Статья Сенковского появилась в 1849 году. В том же году (а также в 1850 году) в «Отечественных записках» по поводу той же «Одиссеи» Жуковского были напечатаны статьи молодого ученого Б.И. Ордынского, глубокого знатока греко-римской античной культуры, с тем же демократическим требованием: снизить до просторечия высокопарный язык, которым в России переведена эпопея Гомера.
«Вообще, язык нашего простого народа, – писал Ордынский, – может многим обогатить наш литературный язык» .
И тут же приводил образцы своего перевода «Одиссеи» – на крестьянский лад. В этих переводах не было той аляповатой безвкусицы, которая отталкивала от «просторечия» Сенковского, но все же и эта попытка потерпела фиаско. Вот наиболее характерные отрывки из переводов Ордынского:

«Сказал ему в ответ Ахилл-ноги-быстрые: „Атреич преславный, царь людей, Агамемнон! дары, хочешь, давай… Нечего тут калякать и мешкать“».
«А кто, насытившись вином и пищею, хоть и день-деньской с супостатом ратует…»
«И теперь потерпел ты по ее же, чай, козням. А все-таки не допущу, чтобы ты долго выносил эти болести…»

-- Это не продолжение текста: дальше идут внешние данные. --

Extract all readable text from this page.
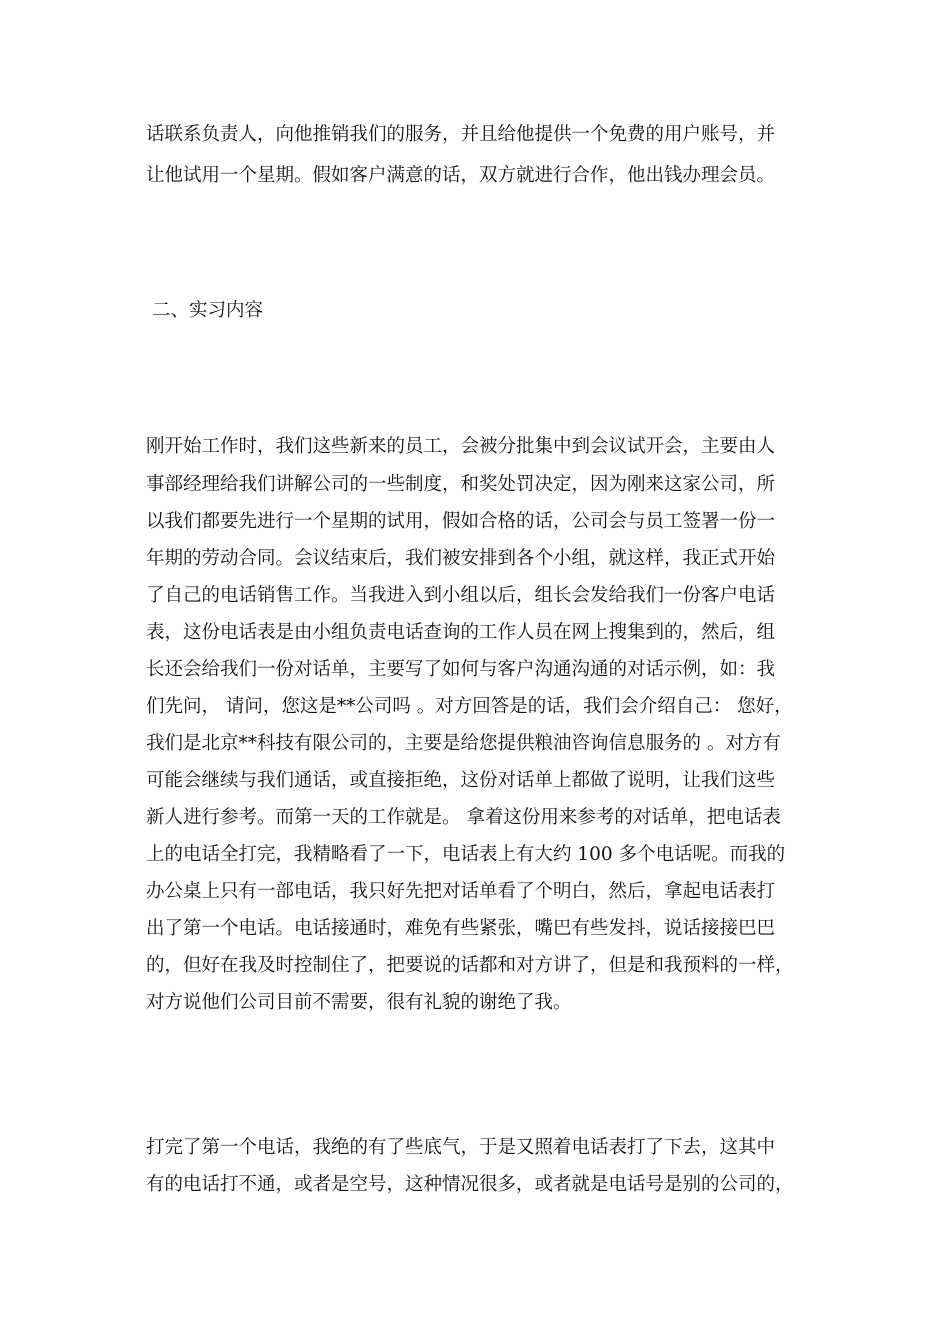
话联系负责人，向他推销我们的服务，并且给他提供一个免费的用户账号，并
让他试用一个星期。假如客户满意的话，双方就进行合作，他出钱办理会员。
二、实习内容
刚开始工作时，我们这些新来的员工，会被分批集中到会议试开会，主要由人
事部经理给我们讲解公司的一些制度，和奖处罚决定，因为刚来这家公司，所
以我们都要先进行一个星期的试用，假如合格的话，公司会与员工签署一份一
年期的劳动合同。会议结束后，我们被安排到各个小组，就这样，我正式开始
了自己的电话销售工作。当我进入到小组以后，组长会发给我们一份客户电话
表，这份电话表是由小组负责电话查询的工作人员在网上搜集到的，然后，组
长还会给我们一份对话单，主要写了如何与客户沟通沟通的对话示例，如：我
们先问， 请问，您这是**公司吗 。对方回答是的话，我们会介绍自己： 您好，
我们是北京**科技有限公司的，主要是给您提供粮油咨询信息服务的 。对方有
可能会继续与我们通话，或直接拒绝，这份对话单上都做了说明，让我们这些
新人进行参考。而第一天的工作就是。 拿着这份用来参考的对话单，把电话表
上的电话全打完，我精略看了一下，电话表上有大约 100 多个电话呢。而我的
办公桌上只有一部电话，我只好先把对话单看了个明白，然后，拿起电话表打
出了第一个电话。电话接通时，难免有些紧张，嘴巴有些发抖，说话接接巴巴
的，但好在我及时控制住了，把要说的话都和对方讲了，但是和我预料的一样，
对方说他们公司目前不需要，很有礼貌的谢绝了我。
打完了第一个电话，我绝的有了些底气，于是又照着电话表打了下去，这其中
有的电话打不通，或者是空号，这种情况很多，或者就是电话号是别的公司的，
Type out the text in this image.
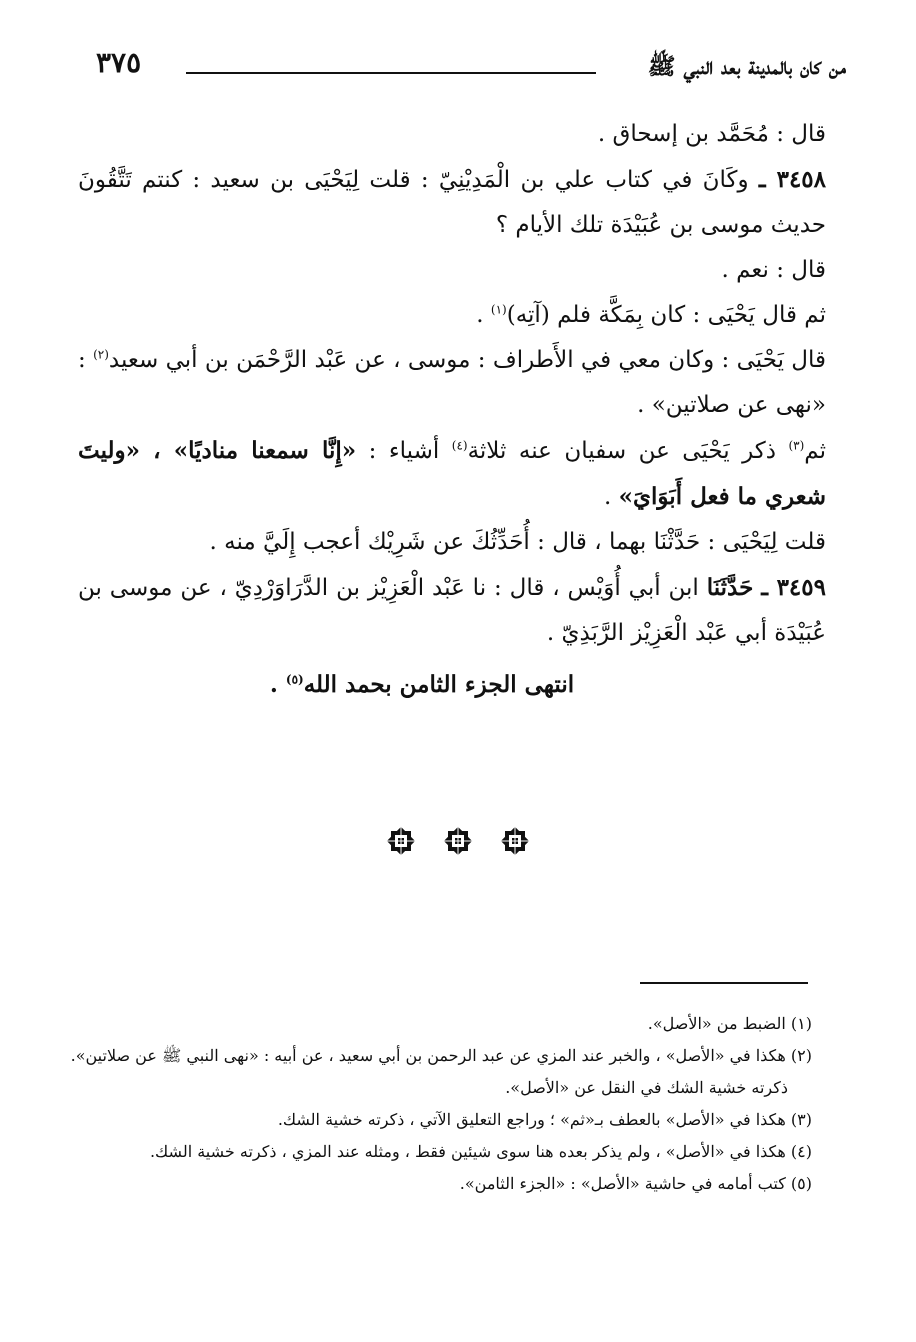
من كان بالمدينة بعد النبي ﷺ
٣٧٥

قال : مُحَمَّد بن إسحاق .

٣٤٥٨ ـ وكَانَ في كتاب علي بن الْمَدِيْنِيّ : قلت لِيَحْيَى بن سعيد : كنتم تَتَّقُونَ حديث موسى بن عُبَيْدَة تلك الأيام ؟

قال : نعم .

ثم قال يَحْيَى : كان بِمَكَّة فلم (آتِه)$^{(١)}$ .

قال يَحْيَى : وكان معي في الأَطراف : موسى ، عن عَبْد الرَّحْمَن بن أبي سعيد$^{(٢)}$ : «نهى عن صلاتين» .

ثم$^{(٣)}$ ذكر يَحْيَى عن سفيان عنه ثلاثة$^{(٤)}$ أشياء : «إِنَّا سمعنا مناديًا» ، «وليتَ شعري ما فعل أَبَوَايَ» .

قلت لِيَحْيَى : حَدَّثْنَا بهما ، قال : أُحَدِّثُكَ عن شَرِيْك أعجب إِلَيَّ منه .

٣٤٥٩ ـ حَدَّثَنَا ابن أبي أُوَيْس ، قال : نا عَبْد الْعَزِيْز بن الدَّرَاوَرْدِيّ ، عن موسى بن عُبَيْدَة أبي عَبْد الْعَزِيْز الرَّبَذِيّ .

انتهى الجزء الثامن بحمد الله$^{(٥)}$ .

(١) الضبط من «الأصل».

(٢) هكذا في «الأصل» ، والخبر عند المزي عن عبد الرحمن بن أبي سعيد ، عن أبيه : «نهى النبي ﷺ عن صلاتين».

ذكرته خشية الشك في النقل عن «الأصل».

(٣) هكذا في «الأصل» بالعطف بـ«ثم» ؛ وراجع التعليق الآتي ، ذكرته خشية الشك.

(٤) هكذا في «الأصل» ، ولم يذكر بعده هنا سوى شيئين فقط ، ومثله عند المزي ، ذكرته خشية الشك.

(٥) كتب أمامه في حاشية «الأصل» : «الجزء الثامن».
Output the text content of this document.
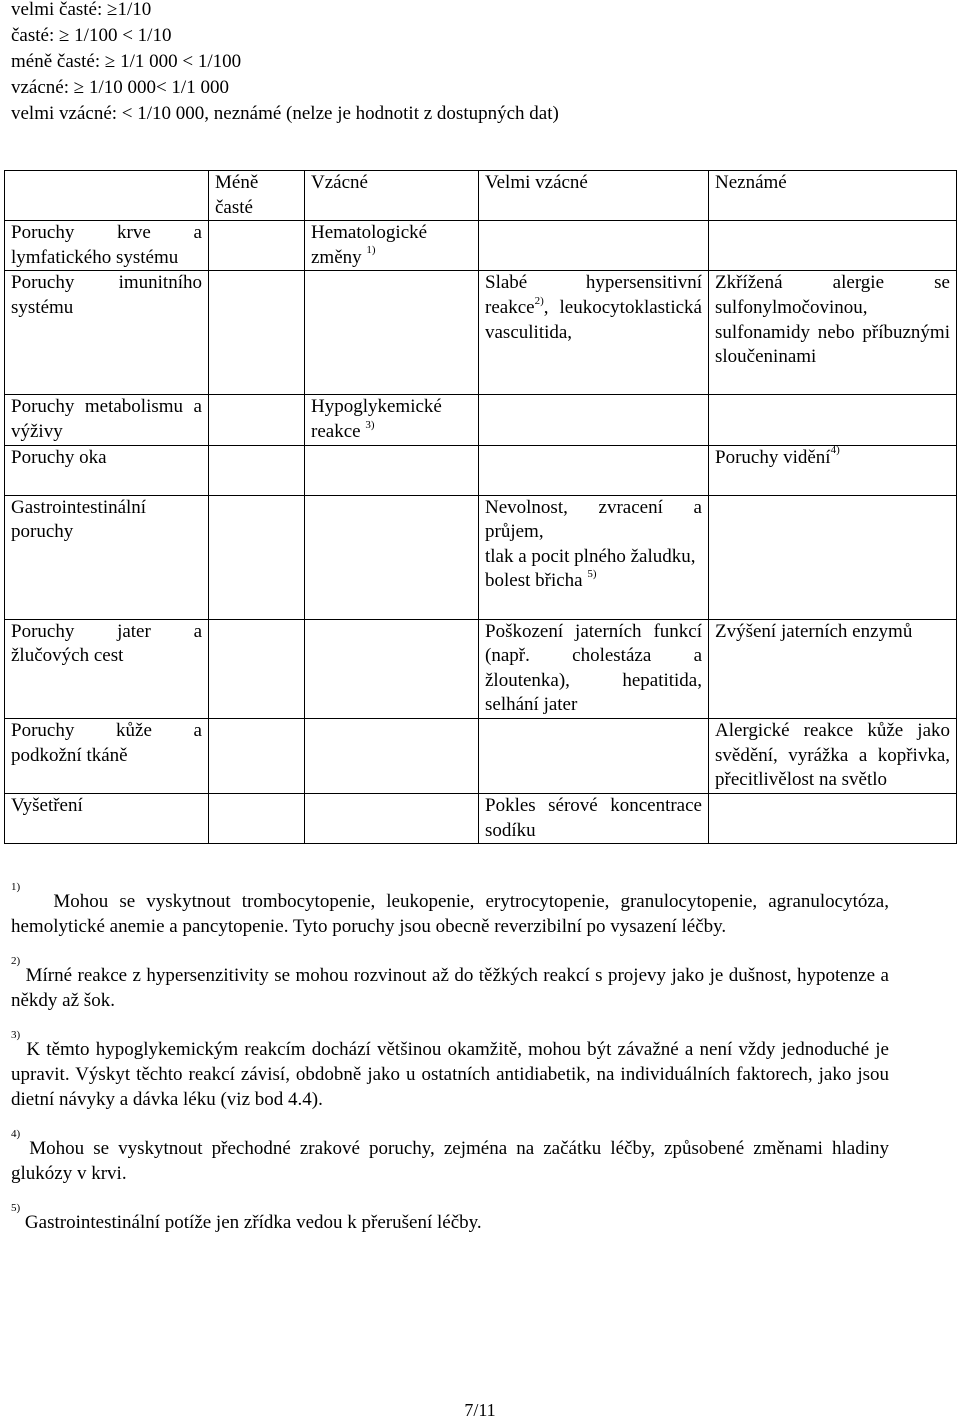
velmi časté: ≥1/10
časté: ≥ 1/100 < 1/10
méně časté: ≥ 1/1 000 < 1/100
vzácné: ≥ 1/10 000< 1/1 000
velmi vzácné: < 1/10 000, neznámé (nelze je hodnotit z dostupných dat)
	Méně časté	Vzácné	Velmi vzácné	Neznámé

Poruchy krve a lymfatického systému		Hematologické změny $^{1)}$		

Poruchy imunitního systému			Slabé hypersensitivní reakce$^{2)}$, leukocytoklastická vasculitida,	Zkřížená alergie se sulfonylmočovinou, sulfonamidy nebo příbuznými sloučeninami

Poruchy metabolismu a výživy		Hypoglykemické reakce $^{3)}$		
Poruchy oka				Poruchy vidění$^{4)}$
Gastrointestinální poruchy			Nevolnost, zvracení a průjem,
tlak a pocit plného žaludku,
bolest břicha $^{5)}$

Poruchy jater a žlučových cest			Poškození jaterních funkcí (např. cholestáza a žloutenka), hepatitida, selhání jater	Zvýšení jaterních enzymů

Poruchy kůže a podkožní tkáně				Alergické reakce kůže jako svědění, vyrážka a kopřivka, přecitlivělost na světlo

Vyšetření			Pokles sérové koncentrace sodíku	

$^{1)}$   Mohou se vyskytnout trombocytopenie, leukopenie, erytrocytopenie, granulocytopenie, agranulocytóza, hemolytické anemie a pancytopenie. Tyto poruchy jsou obecně reverzibilní po vysazení léčby.
$^{2)}$ Mírné reakce z hypersenzitivity se mohou rozvinout až do těžkých reakcí s projevy jako je dušnost, hypotenze a někdy až šok.
$^{3)}$ K těmto hypoglykemickým reakcím dochází většinou okamžitě, mohou být závažné a není vždy jednoduché je upravit. Výskyt těchto reakcí závisí, obdobně jako u ostatních antidiabetik, na individuálních faktorech, jako jsou dietní návyky a dávka léku (viz bod 4.4).
$^{4)}$ Mohou se vyskytnout přechodné zrakové poruchy, zejména na začátku léčby, způsobené změnami hladiny glukózy v krvi.
$^{5)}$ Gastrointestinální potíže jen zřídka vedou k přerušení léčby.
7/11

Подлинно народный язык был в тогдашней литературе еще не разработан в достаточной степени. По тем временам Ордынский проявил изрядное чутье: ему удалось избежать анекдотических крайностей, которыми изобилуют переводы Сенковского. Видно даже, что он в своих переводах пытается «опростонародить» не столько лексику, сколько интонации и синтаксис:

«Послушай-ка, Эвмей, и вы все, братцы… Ну, уж коли разинул рот, не скрою… Ох, если б молод я был, да была бы у меня прежняя сила, какова была тогда, когда мы на засаду ходили под Трою… Напереди шел Одиссей и Анфеич Менелай. Ну, у других у всех были хитоны и хлены… А я, дурак, уходя из лагеря, оставил хлену у товарищей… Прошло уже две трети ночи, взошли звезды. Я и толкнул локтем Одиссея: он возлежал. Тот обернулся, я и говорю: Диоген Лаертович, многохитрый Одиссей! Не быть мне в живых; доконает меня холод. Хлены у меня нет: попутал нелегкий в одном хитоне пойти; пропаду теперь да и только. Так говорил я, а он придумай такую штуку…»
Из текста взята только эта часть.